Modern, proven, and operationally robust. Everything runs on EU-based providers with a transparent versioning policy — no black boxes.

Frontend

  • Next.js 15 (App Router)
  • React 19
  • TypeScript strict
  • Tailwind v4
  • next-intl (sv/en)

Backend

  • Vercel serverless + edge
  • Postgres (Neon EU)
  • Drizzle ORM
  • NextAuth v5 + Resend magic-link

AI layer

  • Vercel AI SDK v4
  • Claude Haiku 4.5 (specialister)
  • Claude Sonnet 4-6 (Captain + Surgeon)
  • Prompt caching
  • generateObject + Zod-scheman

Ops

  • GitHub Actions cron
  • Postgres rate-limit buckets
  • Resend för transaktionella mejl
  • Audit log + intern eventbus

A day on the platform

What the agents do without me lifting a finger — and where I actually click to approve.

  1. 02:00 UTC
    Sentinel runs security scan on the site + GitHub repo.
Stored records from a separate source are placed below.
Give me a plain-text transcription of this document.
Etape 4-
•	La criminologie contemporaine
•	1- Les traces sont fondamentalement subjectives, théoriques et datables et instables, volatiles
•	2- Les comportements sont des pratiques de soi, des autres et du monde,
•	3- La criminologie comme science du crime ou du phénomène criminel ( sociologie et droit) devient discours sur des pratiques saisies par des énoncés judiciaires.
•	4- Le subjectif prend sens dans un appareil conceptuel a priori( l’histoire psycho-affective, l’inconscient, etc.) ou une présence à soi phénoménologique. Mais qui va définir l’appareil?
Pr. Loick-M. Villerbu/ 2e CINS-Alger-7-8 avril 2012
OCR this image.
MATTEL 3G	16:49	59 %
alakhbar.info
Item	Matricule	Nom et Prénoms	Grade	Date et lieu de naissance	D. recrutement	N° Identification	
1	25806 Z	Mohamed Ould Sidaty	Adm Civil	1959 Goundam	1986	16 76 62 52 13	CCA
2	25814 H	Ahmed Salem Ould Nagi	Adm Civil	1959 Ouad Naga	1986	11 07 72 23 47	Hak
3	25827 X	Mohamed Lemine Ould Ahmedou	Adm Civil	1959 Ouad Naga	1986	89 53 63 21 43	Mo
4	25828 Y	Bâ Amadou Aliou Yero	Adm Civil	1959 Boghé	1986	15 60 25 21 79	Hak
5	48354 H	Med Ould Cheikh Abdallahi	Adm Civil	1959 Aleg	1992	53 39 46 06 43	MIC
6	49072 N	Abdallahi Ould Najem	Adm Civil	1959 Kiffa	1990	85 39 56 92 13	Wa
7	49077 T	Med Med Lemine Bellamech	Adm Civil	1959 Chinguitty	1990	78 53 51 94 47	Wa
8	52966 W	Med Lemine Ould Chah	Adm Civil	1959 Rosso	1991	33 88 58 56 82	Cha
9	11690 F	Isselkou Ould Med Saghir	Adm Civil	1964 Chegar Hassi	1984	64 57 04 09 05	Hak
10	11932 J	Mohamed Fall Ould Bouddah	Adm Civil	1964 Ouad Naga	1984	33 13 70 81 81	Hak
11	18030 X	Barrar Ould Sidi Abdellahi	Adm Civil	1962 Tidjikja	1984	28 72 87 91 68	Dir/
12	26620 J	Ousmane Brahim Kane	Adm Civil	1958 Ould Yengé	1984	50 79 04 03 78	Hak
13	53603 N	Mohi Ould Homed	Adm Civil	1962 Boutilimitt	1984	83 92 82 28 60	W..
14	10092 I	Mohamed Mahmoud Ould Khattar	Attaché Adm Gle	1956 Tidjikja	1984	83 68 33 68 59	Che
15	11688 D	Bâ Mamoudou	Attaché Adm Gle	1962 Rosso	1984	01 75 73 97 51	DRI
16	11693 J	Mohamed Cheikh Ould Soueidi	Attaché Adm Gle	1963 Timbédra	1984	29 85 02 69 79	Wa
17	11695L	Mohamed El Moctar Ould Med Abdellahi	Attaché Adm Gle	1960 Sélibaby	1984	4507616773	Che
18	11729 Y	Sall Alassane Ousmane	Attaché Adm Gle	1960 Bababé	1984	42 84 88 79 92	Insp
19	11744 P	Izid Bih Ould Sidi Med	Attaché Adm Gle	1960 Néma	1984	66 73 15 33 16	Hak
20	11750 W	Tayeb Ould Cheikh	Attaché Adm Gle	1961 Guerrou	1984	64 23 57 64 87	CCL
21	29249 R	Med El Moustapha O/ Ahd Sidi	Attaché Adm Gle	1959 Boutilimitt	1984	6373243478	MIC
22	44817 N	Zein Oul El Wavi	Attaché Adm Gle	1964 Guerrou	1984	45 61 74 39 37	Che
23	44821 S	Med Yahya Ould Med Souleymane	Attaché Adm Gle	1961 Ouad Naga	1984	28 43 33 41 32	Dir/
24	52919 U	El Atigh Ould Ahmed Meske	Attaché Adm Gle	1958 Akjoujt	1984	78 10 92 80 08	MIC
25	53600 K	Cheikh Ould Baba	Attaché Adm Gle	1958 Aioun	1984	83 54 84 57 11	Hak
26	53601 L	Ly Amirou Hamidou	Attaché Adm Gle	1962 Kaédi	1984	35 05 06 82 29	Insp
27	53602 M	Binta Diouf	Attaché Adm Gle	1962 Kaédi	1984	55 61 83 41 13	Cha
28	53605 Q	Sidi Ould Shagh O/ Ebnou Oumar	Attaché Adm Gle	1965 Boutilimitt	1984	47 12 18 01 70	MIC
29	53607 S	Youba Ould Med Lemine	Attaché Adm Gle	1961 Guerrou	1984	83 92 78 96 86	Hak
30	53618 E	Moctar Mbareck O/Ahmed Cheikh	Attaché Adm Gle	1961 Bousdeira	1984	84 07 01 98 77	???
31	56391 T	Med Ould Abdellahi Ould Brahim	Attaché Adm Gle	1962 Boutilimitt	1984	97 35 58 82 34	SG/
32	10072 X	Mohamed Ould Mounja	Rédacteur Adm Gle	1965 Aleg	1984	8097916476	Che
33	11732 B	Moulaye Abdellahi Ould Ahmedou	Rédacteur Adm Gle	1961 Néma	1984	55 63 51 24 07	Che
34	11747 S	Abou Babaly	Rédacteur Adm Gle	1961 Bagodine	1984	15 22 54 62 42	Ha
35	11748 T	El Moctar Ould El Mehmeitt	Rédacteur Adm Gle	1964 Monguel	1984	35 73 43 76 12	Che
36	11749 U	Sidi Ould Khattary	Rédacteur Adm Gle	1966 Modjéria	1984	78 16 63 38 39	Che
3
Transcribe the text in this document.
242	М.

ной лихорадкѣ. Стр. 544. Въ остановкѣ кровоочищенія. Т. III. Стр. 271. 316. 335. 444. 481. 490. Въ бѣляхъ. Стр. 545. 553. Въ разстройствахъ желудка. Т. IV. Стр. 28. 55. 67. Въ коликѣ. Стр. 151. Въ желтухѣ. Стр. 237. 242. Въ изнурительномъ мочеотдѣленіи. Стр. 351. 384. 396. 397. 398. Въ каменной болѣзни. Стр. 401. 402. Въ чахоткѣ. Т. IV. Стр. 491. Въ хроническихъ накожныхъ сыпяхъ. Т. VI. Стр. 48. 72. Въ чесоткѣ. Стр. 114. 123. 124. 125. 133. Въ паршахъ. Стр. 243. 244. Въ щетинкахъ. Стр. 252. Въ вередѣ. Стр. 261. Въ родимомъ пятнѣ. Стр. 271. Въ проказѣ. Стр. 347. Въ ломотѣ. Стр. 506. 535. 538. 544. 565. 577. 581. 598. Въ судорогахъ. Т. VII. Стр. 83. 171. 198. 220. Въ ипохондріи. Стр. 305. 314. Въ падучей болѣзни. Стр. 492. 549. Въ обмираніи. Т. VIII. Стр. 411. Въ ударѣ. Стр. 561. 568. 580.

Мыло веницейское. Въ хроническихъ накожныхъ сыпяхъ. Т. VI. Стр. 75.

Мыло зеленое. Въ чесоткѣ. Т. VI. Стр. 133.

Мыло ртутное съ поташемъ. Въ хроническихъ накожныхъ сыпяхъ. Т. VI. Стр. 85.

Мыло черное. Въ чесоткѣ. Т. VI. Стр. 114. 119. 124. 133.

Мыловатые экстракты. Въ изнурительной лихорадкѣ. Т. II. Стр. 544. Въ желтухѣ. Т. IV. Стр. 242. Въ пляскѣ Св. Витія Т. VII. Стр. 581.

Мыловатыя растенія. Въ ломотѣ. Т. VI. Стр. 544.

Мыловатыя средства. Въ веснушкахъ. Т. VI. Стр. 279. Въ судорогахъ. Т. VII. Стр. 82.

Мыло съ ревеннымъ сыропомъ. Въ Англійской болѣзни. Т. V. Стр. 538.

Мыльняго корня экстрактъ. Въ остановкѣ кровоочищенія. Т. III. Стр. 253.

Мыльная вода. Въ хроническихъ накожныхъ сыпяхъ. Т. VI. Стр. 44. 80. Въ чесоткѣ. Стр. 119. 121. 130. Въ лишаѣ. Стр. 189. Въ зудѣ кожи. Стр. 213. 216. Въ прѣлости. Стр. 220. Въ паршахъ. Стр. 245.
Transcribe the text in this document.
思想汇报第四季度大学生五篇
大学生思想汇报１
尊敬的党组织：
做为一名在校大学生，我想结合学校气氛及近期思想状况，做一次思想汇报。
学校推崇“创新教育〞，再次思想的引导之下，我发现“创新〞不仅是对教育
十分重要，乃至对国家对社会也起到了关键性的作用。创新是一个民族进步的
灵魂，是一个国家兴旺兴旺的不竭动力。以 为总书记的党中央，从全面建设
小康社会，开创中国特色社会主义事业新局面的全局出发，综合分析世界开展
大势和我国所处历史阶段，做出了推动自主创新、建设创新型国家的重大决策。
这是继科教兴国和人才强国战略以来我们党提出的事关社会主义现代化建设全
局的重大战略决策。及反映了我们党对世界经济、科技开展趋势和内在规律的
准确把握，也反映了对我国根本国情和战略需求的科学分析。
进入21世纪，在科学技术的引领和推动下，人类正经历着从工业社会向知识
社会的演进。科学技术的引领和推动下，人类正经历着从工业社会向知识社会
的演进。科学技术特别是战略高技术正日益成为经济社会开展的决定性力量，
Find something critical? It becomes a pending_approval draft for me.
  2. 06:00 UTC
    Captain compiles a morning briefing based on the last 24h. Captain-daily emails each Standard/Pro client with yesterday's numbers.
  3. 09:18
    I open /inbox, read, edit two lines, click Approve. Resend sends the email under my name.
  4. 14:32
    A customer emails a support question. Liaison drafts a reply in my voice. I approve.
  5. every 6 h
    Watchman polls your site, fetches the sitemap + canonical root, logs 4xx/5xx in client_errors. Recurring errors escalate to Surgeon.
  6. at threshold
    Surgeon reads the broken URL, fetches relevant code from your repo, drafts a supervised PR with a fix. You read it, merge or close.
  7. every 30 min
    Guardian checks all agents' health. One missed its cron — only escalates if it persists across two cycles.
  8. Mon 07:00
    Auditor fans out one run per active client. Weekly report lands in /inbox for review, then emails to the client.

It's the same system I build for you

You don't have to build anything yourself. You just need to know the person building for you runs the same stack themselves, every day, and sees problems before you do.